Abandoning dumpling and lightning doesn’t seem very wise. DM and CDC are relatively heavy, and logical backups are still more convenient for import and export.

| username: zhaokede | Original post link

Dumpling is a logical export tool, and the files are in SQL and CSV or cloud formats. This does not support encryption.

| username: Eason | Original post link

  1. Choosing an independent node to deploy TiDB or Lightning, why is Lightning more cost-effective and flexible? Can you elaborate on this? In the context of deploying only a few Lightning instances, the import cost, stability, and performance of Lightning and TiDB nodes should be similar. However, once the data volume increases and multiple Lightning instances are needed to run in parallel, due to the lack of scheduling management in Lightning, the upper limits of stability and performance are relatively low. TiDB can directly solve this issue through internal parallel scheduling management. Background resource groups are a form of isolation scheme, and independent TiDB nodes are also a form of isolation scheme, so there is no need to worry too much about resource isolation issues.
| username: Eason | Original post link

After deploying TiDB, you can directly import and export using the following methods. Do you still feel that this doesn’t meet your needs?

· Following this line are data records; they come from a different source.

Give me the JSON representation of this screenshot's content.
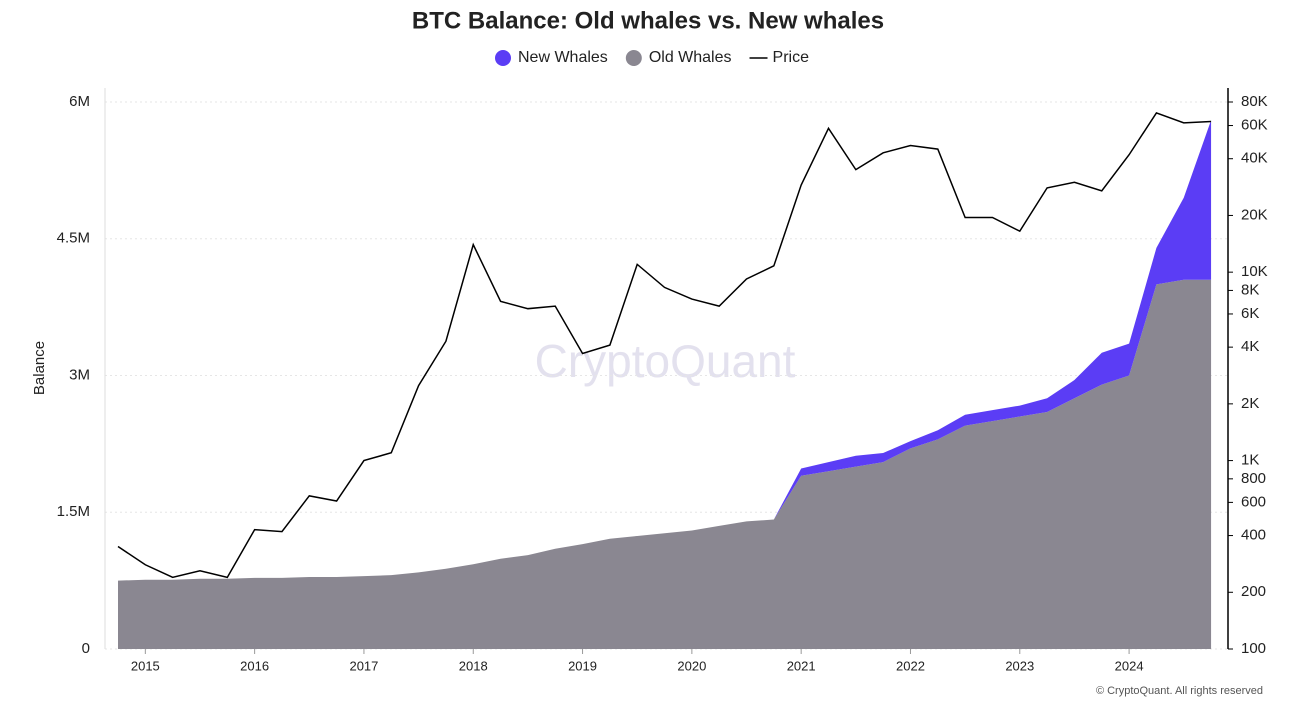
{
  "chart_data": {
    "type": "stacked-area-line",
    "title": "BTC Balance: Old whales vs. New whales",
    "y_label": "Balance",
    "watermark": "CryptoQuant",
    "footer": "© CryptoQuant. All rights reserved",
    "x": [
      2014.75,
      2015,
      2015.25,
      2015.5,
      2015.75,
      2016,
      2016.25,
      2016.5,
      2016.75,
      2017,
      2017.25,
      2017.5,
      2017.75,
      2018,
      2018.25,
      2018.5,
      2018.75,
      2019,
      2019.25,
      2019.5,
      2019.75,
      2020,
      2020.25,
      2020.5,
      2020.75,
      2021,
      2021.25,
      2021.5,
      2021.75,
      2022,
      2022.25,
      2022.5,
      2022.75,
      2023,
      2023.25,
      2023.5,
      2023.75,
      2024,
      2024.25,
      2024.5,
      2024.75
    ],
    "xlim": [
      2014.75,
      2024.85
    ],
    "xticks": [
      2015,
      2016,
      2017,
      2018,
      2019,
      2020,
      2021,
      2022,
      2023,
      2024
    ],
    "ylim": [
      0,
      6000000
    ],
    "yticks": [
      0,
      {
        "value": 1500000,
        "label": "1.5M"
      },
      {
        "value": 3000000,
        "label": "3M"
      },
      {
        "value": 4500000,
        "label": "4.5M"
      },
      {
        "value": 6000000,
        "label": "6M"
      }
    ],
    "y2lim": [
      100,
      80000
    ],
    "y2_log": true,
    "y2ticks": [
      100,
      200,
      400,
      600,
      800,
      {
        "value": 1000,
        "label": "1K"
      },
      {
        "value": 2000,
        "label": "2K"
      },
      {
        "value": 4000,
        "label": "4K"
      },
      {
        "value": 6000,
        "label": "6K"
      },
      {
        "value": 8000,
        "label": "8K"
      },
      {
        "value": 10000,
        "label": "10K"
      },
      {
        "value": 20000,
        "label": "20K"
      },
      {
        "value": 40000,
        "label": "40K"
      },
      {
        "value": 60000,
        "label": "60K"
      },
      {
        "value": 80000,
        "label": "80K"
      }
    ],
    "grid": true,
    "series": [
      {
        "name": "New Whales",
        "color": "#5b3df5",
        "kind": "area",
        "stack": 1,
        "values": [
          0,
          0,
          0,
          0,
          0,
          0,
          0,
          0,
          0,
          0,
          0,
          0,
          0,
          0,
          0,
          0,
          0,
          0,
          0,
          0,
          0,
          0,
          0,
          0,
          0,
          80000,
          100000,
          120000,
          100000,
          80000,
          100000,
          120000,
          120000,
          120000,
          150000,
          200000,
          350000,
          350000,
          400000,
          900000,
          1750000
        ]
      },
      {
        "name": "Old Whales",
        "color": "#8a8791",
        "kind": "area",
        "stack": 0,
        "values": [
          750000,
          760000,
          760000,
          770000,
          770000,
          780000,
          780000,
          790000,
          790000,
          800000,
          810000,
          840000,
          880000,
          930000,
          990000,
          1030000,
          1100000,
          1150000,
          1210000,
          1240000,
          1270000,
          1300000,
          1350000,
          1400000,
          1420000,
          1900000,
          1950000,
          2000000,
          2050000,
          2200000,
          2300000,
          2450000,
          2500000,
          2550000,
          2600000,
          2750000,
          2900000,
          3000000,
          4000000,
          4050000,
          4050000
        ]
      },
      {
        "name": "Price",
        "color": "#000000",
        "kind": "line",
        "axis": "y2",
        "values": [
          350,
          280,
          240,
          260,
          240,
          430,
          420,
          650,
          610,
          1000,
          1100,
          2500,
          4300,
          14000,
          7000,
          6400,
          6600,
          3700,
          4100,
          11000,
          8300,
          7200,
          6600,
          9200,
          10800,
          29000,
          58000,
          35000,
          43000,
          47000,
          45000,
          19500,
          19500,
          16500,
          28000,
          30000,
          27000,
          42000,
          70000,
          62000,
          63000
        ]
      }
    ]
  }
}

Import: import into from local/S3
Export: export into local/S3

| username: ShawnYan | Original post link

Returning to the topic’s question, what types of encryption and compression will import/export support?

| username: dba-kit | Original post link

The machine costs are indeed similar. What I mainly refer to is the complexity of the operation. When the data volume is small, using the IMPORT method to import data is quite convenient. However, in scenarios where large volumes of data (in the terabytes or even tens of terabytes) need to be imported, Lightning will inevitably use a lot of CPU and memory, making it very unsuitable to be placed together with a TiDB server that has business access, as it can easily affect normal business requests. Under this premise, it is definitely necessary to use a separate machine to complete the large data import work. Here are a few issues:

  1. If Lightning is used as a regular binary, I just need to copy the binary file over. Even if this machine has a high load, there is no need to worry because it is a normal phenomenon. Additionally, this machine can be used for other purposes and does not need to be part of the TiDB cluster.
  2. If machine isolation is achieved by expanding TiDB-server nodes, the cost of expansion operations is higher. Moreover, during the import period, the CPU and memory load of the IMPORT nodes will be very high, which will definitely trigger the default alarm rules of the cluster. Nowadays, with refined management, the cost of explaining such alarms will also increase.
  3. If it is built into TiDB as a function, it essentially turns a tool that could be suitable for the entire MySQL ecosystem into a TiDB-specific tool, which does not align well with PingCAP’s open-source philosophy.

Therefore, unless it significantly increases development difficulty, it is recommended to maintain the current state—providing both IMPORT INTO and independent deployment of Lightning.

| username: dba-kit | Original post link

Actually, this is indeed a key point. Is there any consideration for encryption in future import/export?

| username: 人如其名 | Original post link

Is there any plan to support cross-database import? Currently, using dumpling and then lightning requires landing, which not only takes a long time but also requires a lot of disk space.